Who Benefits from Executive Function Coaching
Executive function coaching is especially effective for:
- Adults with ADHD-related time blindness who struggle with lateness, deadlines, or follow-through
- High School and College students learning to manage independent schedules and coursework
- Working professionals balancing projects, meetings, and family responsibilities
- Individuals whose medication alone isn’t enough to fix time perception or organization
Many of our Red Bank and Monmouth County patients describe coaching as “the missing piece that finally made everything click.”
Frequently Asked Questions About Executive Function Coaching
Is executive function coaching the same as therapy?
No. Therapy focuses on emotions and insight, while coaching focuses on action. Coaching is skill-based, action oriented, and designed to improve day-to-day functioning.
Can I do coaching without medication?
Yes. Coaching works both independently and alongside medication, depending on your goals and needs.
Is coaching available online?
Yes. We offer both in-person sessions in Red Bank and telehealth sessions throughout New Jersey for convenience and flexibility.
Start Managing Time Blindness More Effectively
If you’re constantly running late, overwhelmed by everyday tasks, or losing entire afternoons without realizing it, executive function coaching can help you regain control.
At Kolli Psychiatry in Red Bank, NJ, Executive Function Coach Ken Erb works directly with patients and our psychiatric team to create personalized systems that make time visible, structure manageable, and goals achievable.
You don’t have to keep struggling with strategies that weren’t designed for your brain. With the right support, you can finally feel in sync with time—and with yourself.
References
1. Swartz, H. A., Palermo, S. M., & Masalehdan, A. (2016). What happens when CBT is not enough? The interface of pharmacotherapy and psychotherapy for mood and anxiety disorders. Focus, 14(4), 393-400.
2. Barkley, R. A. (2012). Executive functions: What they are, how they work, and why they evolved. Guilford Press.
3. Ptacek, R., Weissenberger, S., Braaten, E., et al. (2019). Clinical implications of the perception of time in attention deficit hyperactivity disorder (ADHD): A review. Medical Science Monitor, 25, 3918-3924.

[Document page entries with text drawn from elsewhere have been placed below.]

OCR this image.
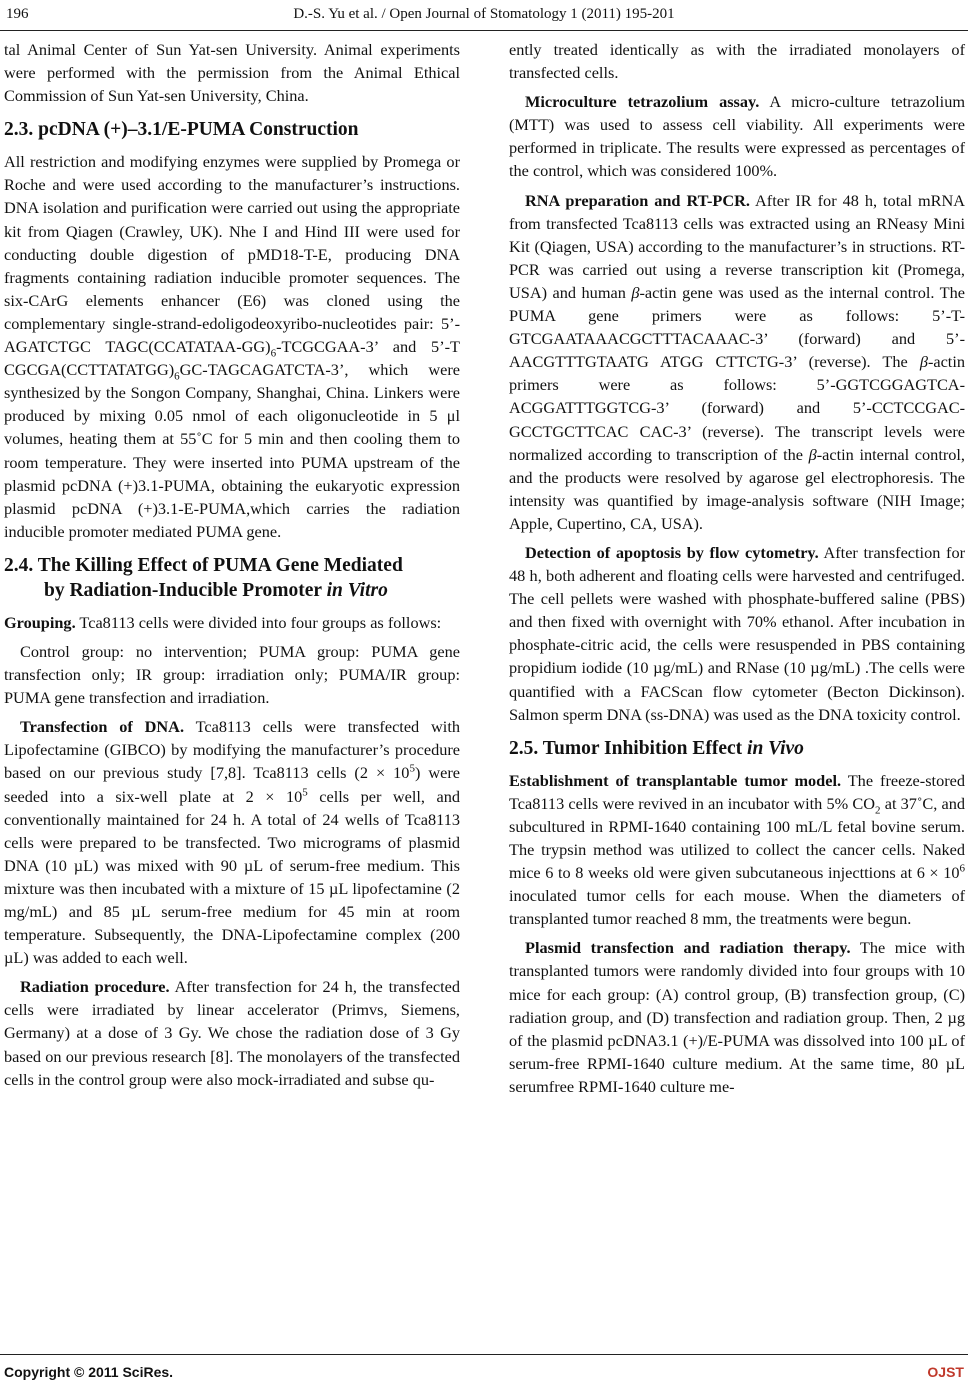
196	D.-S. Yu et al. / Open Journal of Stomatology 1 (2011) 195-201

tal Animal Center of Sun Yat-sen University. Animal experiments were performed with the permission from the Animal Ethical Commission of Sun Yat-sen University, China.

2.3. pcDNA (+)–3.1/E-PUMA Construction

All restriction and modifying enzymes were supplied by Promega or Roche and were used according to the manufacturer’s instructions. DNA isolation and purification were carried out using the appropriate kit from Qiagen (Crawley, UK). Nhe I and Hind III were used for conducting double digestion of pMD18-T-E, producing DNA fragments containing radiation inducible promoter sequences. The six-CArG elements enhancer (E6) was cloned using the complementary single-strand-edoligodeoxyribo-nucleotides pair: 5’-AGATCTGC $TAGC(CCATATAA-GG)_6-TCGCGAA-3$’ and 5’-T $CGCGA(CCTTATATGG)_6GC-TAGCAGATCTA-3$’, which were synthesized by the Songon Company, Shanghai, China. Linkers were produced by mixing 0.05 nmol of each oligonucleotide in 5 μl volumes, heating them at 55˚C for 5 min and then cooling them to room temperature. They were inserted into PUMA upstream of the plasmid pcDNA (+)3.1-PUMA, obtaining the eukaryotic expression plasmid pcDNA (+)3.1-E-PUMA,which carries the radiation inducible promoter mediated PUMA gene.

2.4. The Killing Effect of PUMA Gene Mediated
by Radiation-Inducible Promoter in Vitro

Grouping. Tca8113 cells were divided into four groups as follows:

Control group: no intervention; PUMA group: PUMA gene transfection only; IR group: irradiation only; PUMA/IR group: PUMA gene transfection and irradiation.

Transfection of DNA. Tca8113 cells were transfected with Lipofectamine (GIBCO) by modifying the manufacturer’s procedure based on our previous study [7,8]. Tca8113 cells $(2 \times 10^5)$ were seeded into a six-well plate at $2 \times 10^5$ cells per well, and conventionally maintained for 24 h. A total of 24 wells of Tca8113 cells were prepared to be transfected. Two micrograms of plasmid DNA (10 µL) was mixed with 90 µL of serum-free medium. This mixture was then incubated with a mixture of 15 µL lipofectamine (2 mg/mL) and 85 µL serum-free medium for 45 min at room temperature. Subsequently, the DNA-Lipofectamine complex (200 µL) was added to each well.

Radiation procedure. After transfection for 24 h, the transfected cells were irradiated by linear accelerator (Primvs, Siemens, Germany) at a dose of 3 Gy. We chose the radiation dose of 3 Gy based on our previous research [8]. The monolayers of the transfected cells in the control group were also mock-irradiated and subse qu-

ently treated identically as with the irradiated monolayers of transfected cells.

Microculture tetrazolium assay. A micro-culture tetrazolium (MTT) was used to assess cell viability. All experiments were performed in triplicate. The results were expressed as percentages of the control, which was considered 100%.

RNA preparation and RT-PCR. After IR for 48 h, total mRNA from transfected Tca8113 cells was extracted using an RNeasy Mini Kit (Qiagen, USA) according to the manufacturer’s in structions. RT-PCR was carried out using a reverse transcription kit (Promega, USA) and human β-actin gene was used as the internal control. The PUMA gene primers were as follows: 5’-T-GTCGAATAAACGCTTTACAAAC-3’ (forward) and 5’-AACGTTTGTAATG ATGG CTTCTG-3’ (reverse). The β-actin primers were as follows: 5’-GGTCGGAGTCA-ACGGATTTGGTCG-3’ (forward) and 5’-CCTCCGAC-GCCTGCTTCAC CAC-3’ (reverse). The transcript levels were normalized according to transcription of the β-actin internal control, and the products were resolved by agarose gel electrophoresis. The intensity was quantified by image-analysis software (NIH Image; Apple, Cupertino, CA, USA).

Detection of apoptosis by flow cytometry. After transfection for 48 h, both adherent and floating cells were harvested and centrifuged. The cell pellets were washed with phosphate-buffered saline (PBS) and then fixed with overnight with 70% ethanol. After incubation in phosphate-citric acid, the cells were resuspended in PBS containing propidium iodide (10 µg/mL) and RNase (10 µg/mL) .The cells were quantified with a FACScan flow cytometer (Becton Dickinson). Salmon sperm DNA (ss-DNA) was used as the DNA toxicity control.

2.5. Tumor Inhibition Effect in Vivo

Establishment of transplantable tumor model. The freeze-stored Tca8113 cells were revived in an incubator with 5% $CO_2$ at 37˚C, and subcultured in RPMI-1640 containing 100 mL/L fetal bovine serum. The trypsin method was utilized to collect the cancer cells. Naked mice 6 to 8 weeks old were given subcutaneous injecttions at $6 \times 10^6$ inoculated tumor cells for each mouse. When the diameters of transplanted tumor reached 8 mm, the treatments were begun.

Plasmid transfection and radiation therapy. The mice with transplanted tumors were randomly divided into four groups with 10 mice for each group: (A) control group, (B) transfection group, (C) radiation group, and (D) transfection and radiation group. Then, 2 µg of the plasmid pcDNA3.1 (+)/E-PUMA was dissolved into 100 µL of serum-free RPMI-1640 culture medium. At the same time, 80 µL serumfree RPMI-1640 culture me-

Copyright © 2011 SciRes.	OJST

4. Weissenberger, S., Ptacek, R., Klicperova-Baker, M., et al. (2021). Time perception is a focal symptom of attention-deficit/hyperactivity disorder in adults. Medical Science Monitor, 27, e933766.
5. Reimherr, F. W., Marchant, B. K., Gift, T. E., & Steans, T. A. (2017). Types of adult attention-deficit hyperactivity disorder (ADHD): Baseline characteristics, initial response, and long-term response to treatment with methylphenidate. ADHD Attention Deficit and Hyperactivity Disorders, 9(2), 91-102.